Kern der Strategie ist es, die besten Antriebsstrang- und Fahrdynamik-Ingenieure aus den Marken Chrysler, Dodge, Jeep und Ram in einem dedizierten Team zu vereinen. Dieses SRT-Team wird auch die Direct-Connection-Abteilung von Dodge übernehmen und für die Motorsportprogramme in Nordamerika verantwortlich zeichnen.
Neue Performance-Offensive mit Track-Fokus und Hemi-Power
Stellantis will künftig wieder Fahrzeuge anbieten, „die die Grenzen von Leistung, Aerodynamik, Handling und Technologie verschieben“. Besonderes Augenmerk gilt dabei der Rennstrecken-Performance – Präzision ist explizit Teil des Leistungsversprechens.

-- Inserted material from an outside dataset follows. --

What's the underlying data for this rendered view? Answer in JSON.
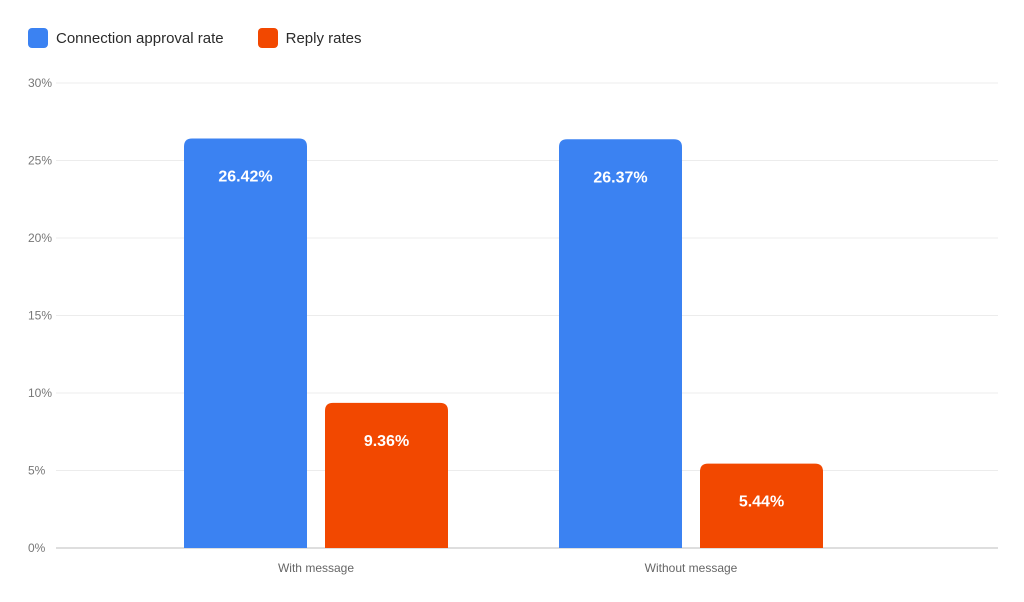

„Es ist an der Zeit, unsere Vergangenheit zu nutzen, um stärker und schneller in die Zukunft zu schreiten“, betont Kuniskis im Video. Im Rahmen der Ankündigung wurde auch bestätigt, dass er künftig als Leiter der amerikanischen Marken sowie der Marketing- und Einzelhandelsstrategie für Nordamerika agiert. Er berichtet direkt an Antonio Filosa, den neuen CEO von Stellantis.
Konkrete Modelle wurden bislang nicht angekündigt. Doch zusammen mit der für August geplanten Wiederaufnahme der Hemi-V8-Produktion deutet vieles auf eine Rückkehr der legendären Hellcat.